Si les fratries d’artistes ne sont pas rares, celles d’écrivains le sont bien davantage, et d’autant plus quand les frères s’avèrent être des sœurs. Charlotte, Emily et Anne Brontë sont venues à l’écriture dans un même geste, encouragé par leur frère Branwell, à travers la création des mondes imaginaires de Glass Town, Gondal et Angria, terreau fertile des œuvres individuelles à venir. Comment imaginer néanmoins que ces filles de pasteur, isolées du monde dans le village de Haworth, perdu parmi les landes du Yorkshire, allaient livrer à la postérité les emblématiques « Jane Eyre » et «Wuthering Heights» («Les Hauts de Hurlevent»), qualifié par Georges Bataille de « plus grand roman d’amour de tous les temps » ?
« (…) nous étions cachées du monde entier, avec seulement des lieues et des lieues de bruyère en vue, un ciel bleu en gloire et un soleil prometteur. » Ces mots sont ceux d’Ellen Nussey, l’amie intime des Brontë, dont le journal livre quelques clés pour comprendre ce que fut l’existence de cette énigmatique fratrie. Au centre de leur monde, il y a le presbytère, prolongé d’un côté par le cimetière, de l’autre par les landes balayées par les vents. Au cœur de leur histoire commune, le décès prématuré de leur mère, le pensionnat de Cowan Bridge où leurs deux sœurs aînées, Maria et Elizabeth, contractent la tuberculose et meurent avant leur dixième année, et la déchéance du frère chéri, Branwell, sur lequel reposaient les espoirs de la famille. Malgré l’omniprésence du malheur, les écrits de Charlotte, Emily et Anne témoignent d’une formidable vitalité, d’une volonté de « persévérer dans leur être » pleinement rendue dans l’ouvrage de Laura El Makki. « Ceci n’est pas un livre féministe : c’est un livre féminin. Il veut dire toute la puissance de trois femmes qui ont décidé d’agir au lieu d’attendre ; qui ont vécu sans faire de bruit tout en réussissant l’exploit de se préparer à l’admirable. » Ici réside le fascinant mystère des sœurs Brontë : cette force d’exister en dépit du deuil, de l’isolement, de la pauvreté et de la crainte de l’avenir, cette aptitude à se soustraire du monde pour en créer un autre à leur image.
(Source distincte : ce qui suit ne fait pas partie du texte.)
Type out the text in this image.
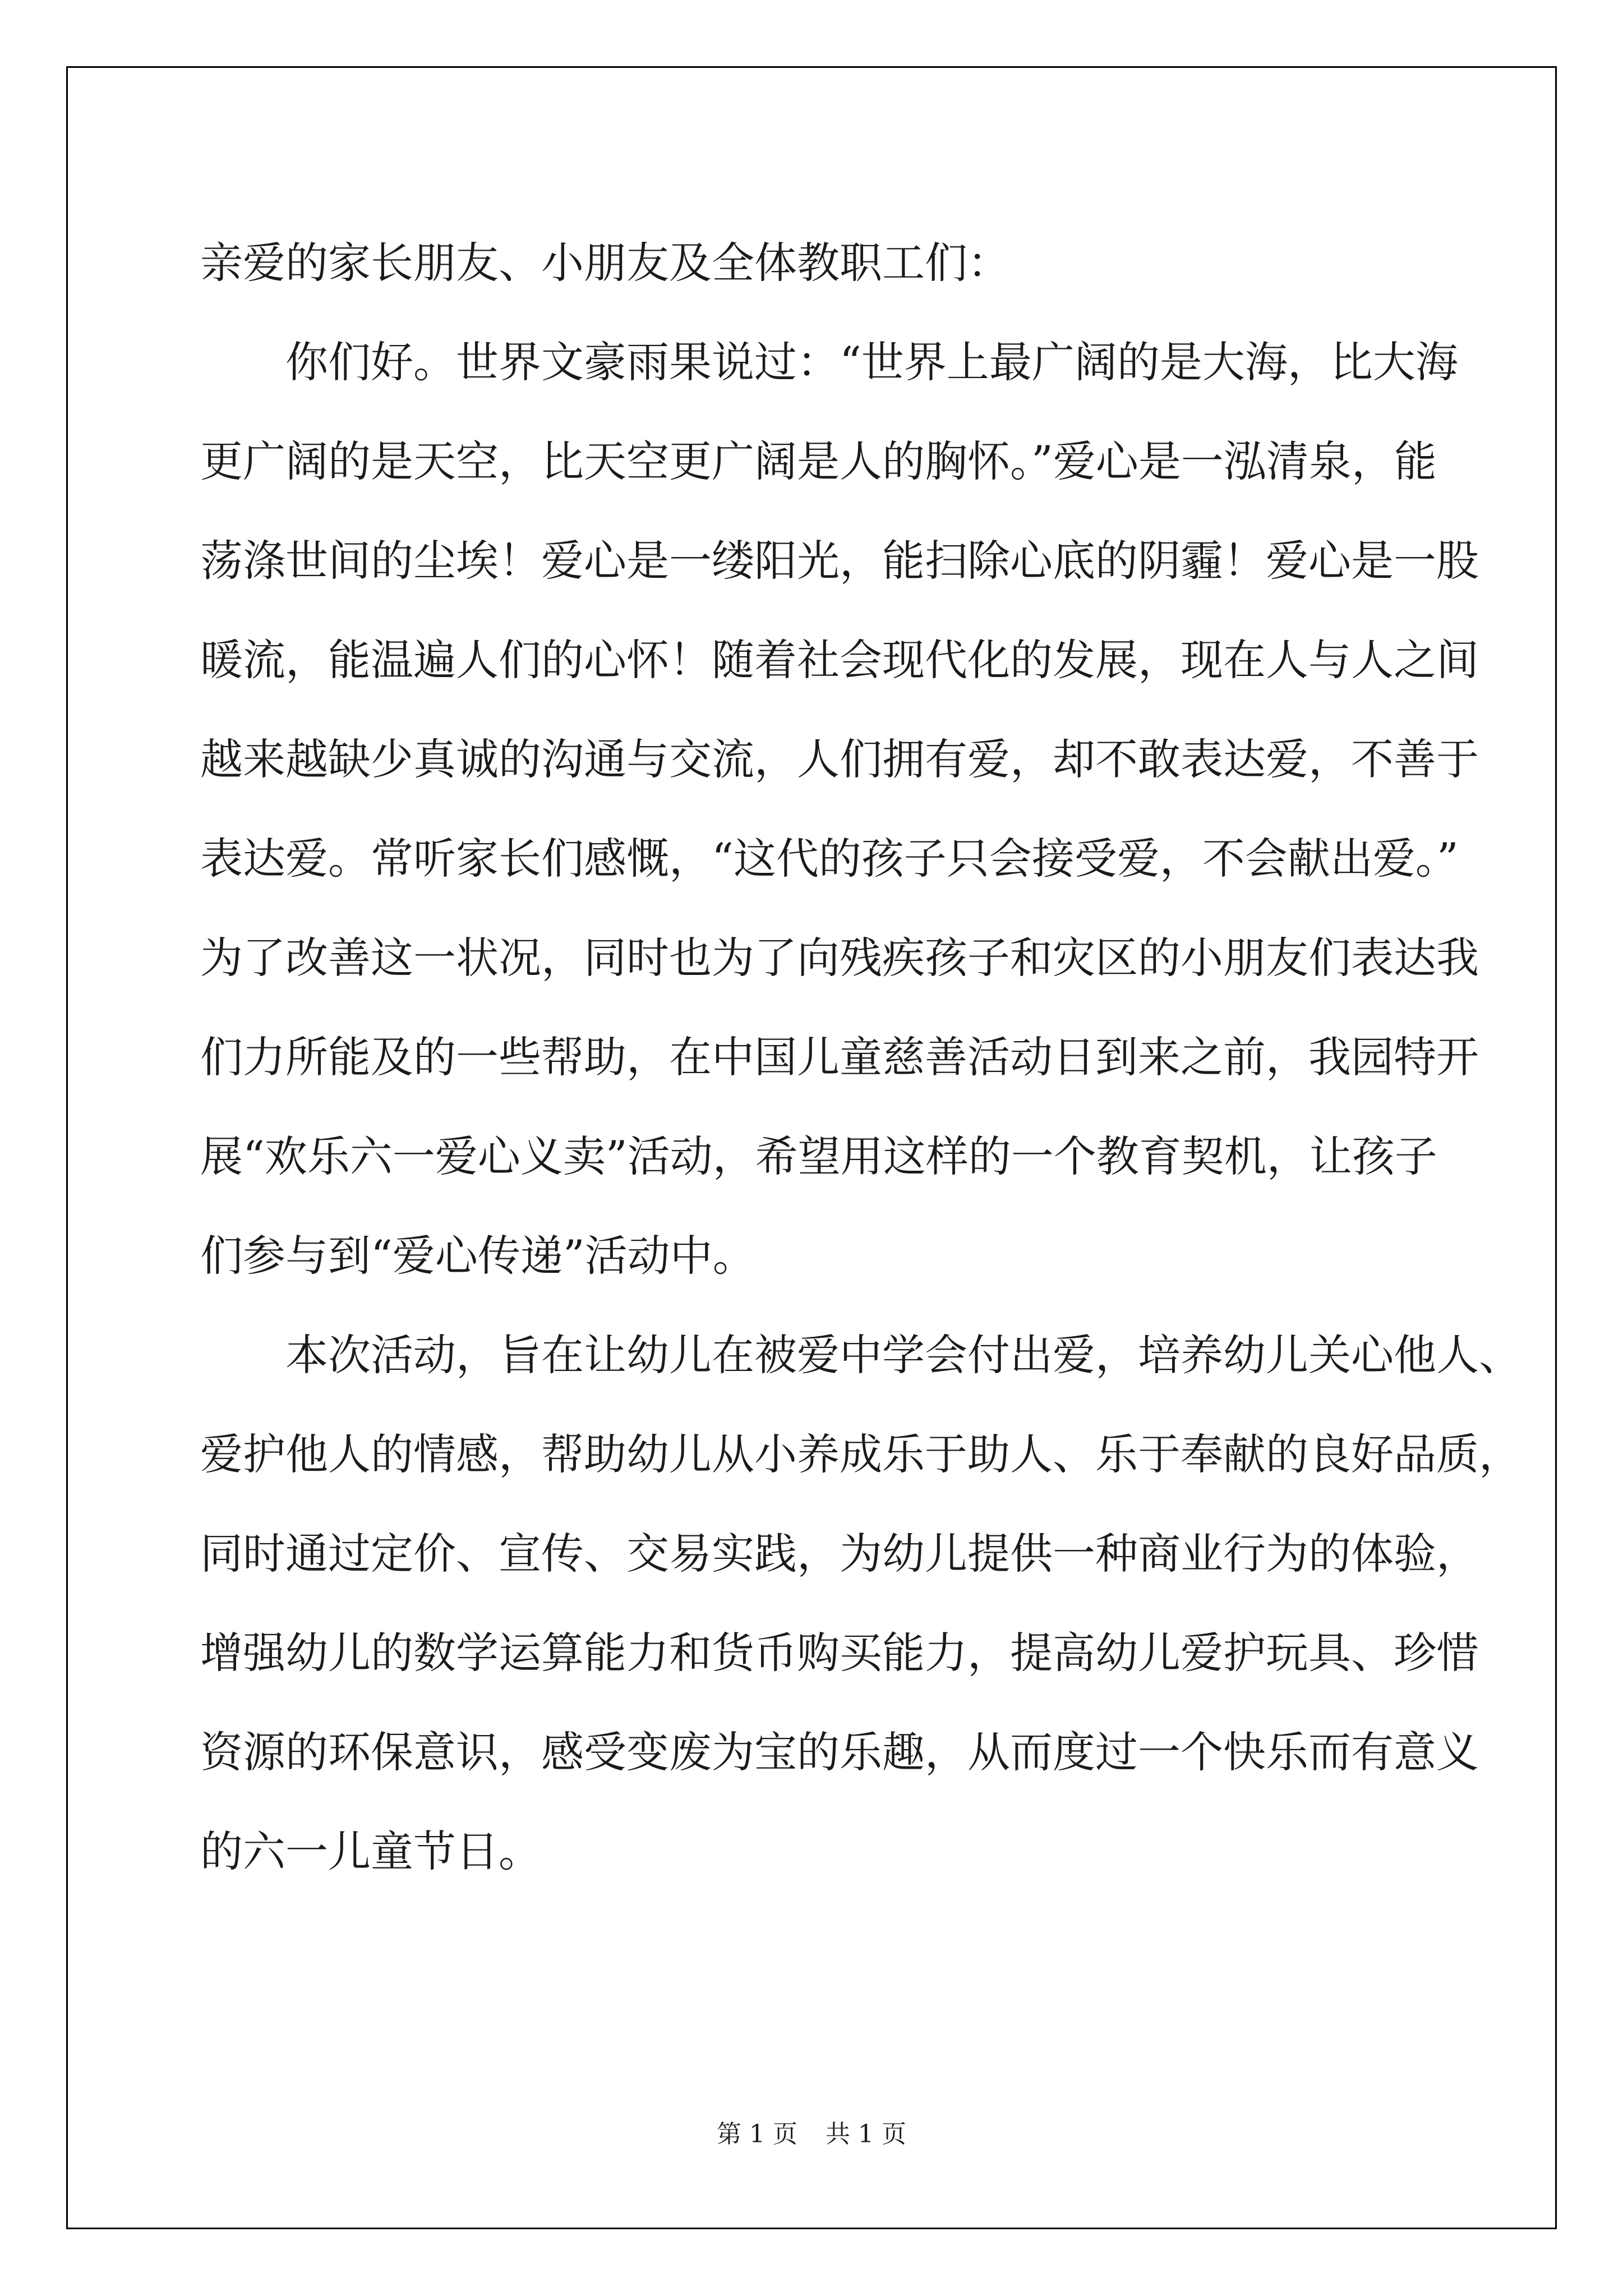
亲爱的家长朋友、小朋友及全体教职工们：
　　你们好。世界文豪雨果说过：“世界上最广阔的是大海，比大海
更广阔的是天空，比天空更广阔是人的胸怀。”爱心是一泓清泉，能
荡涤世间的尘埃！爱心是一缕阳光，能扫除心底的阴霾！爱心是一股
暖流，能温遍人们的心怀！随着社会现代化的发展，现在人与人之间
越来越缺少真诚的沟通与交流，人们拥有爱，却不敢表达爱，不善于
表达爱。常听家长们感慨，“这代的孩子只会接受爱，不会献出爱。”
为了改善这一状况，同时也为了向残疾孩子和灾区的小朋友们表达我
们力所能及的一些帮助，在中国儿童慈善活动日到来之前，我园特开
展“欢乐六一爱心义卖”活动，希望用这样的一个教育契机，让孩子
们参与到“爱心传递”活动中。
　　本次活动，旨在让幼儿在被爱中学会付出爱，培养幼儿关心他人、
爱护他人的情感，帮助幼儿从小养成乐于助人、乐于奉献的良好品质，
同时通过定价、宣传、交易实践，为幼儿提供一种商业行为的体验，
增强幼儿的数学运算能力和货币购买能力，提高幼儿爱护玩具、珍惜
资源的环保意识，感受变废为宝的乐趣，从而度过一个快乐而有意义
的六一儿童节日。
第 1 页 共 1 页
Faut-il pour autant attribuer à leur seule vie intérieure, si riche a-t-elle été, la capacité de féconder une œuvre d’un telle puissance ? Dans quelle mesure la ruine de Branwell a-t-elle joué un rôle dans la volonté de ses trois sœurs d’être publiées, d’abord sous des pseudonymes masculins, puis en leur nom propre ?
Questionnant le « mythe Brontë » et ses nombreuses légendes, Laura El Makki nous entraîne sur les traces de trois destins singuliers, réhabilitant au passage la petite dernière de la fratrie, Anne, injustement délaissée par la critique. Etayée par les écrits des sœurs et de ceux qui les ont cotoyées, sa biographie éclaire d’une lumière nouvelle l’une des plus belles pages de l’histoire littéraire.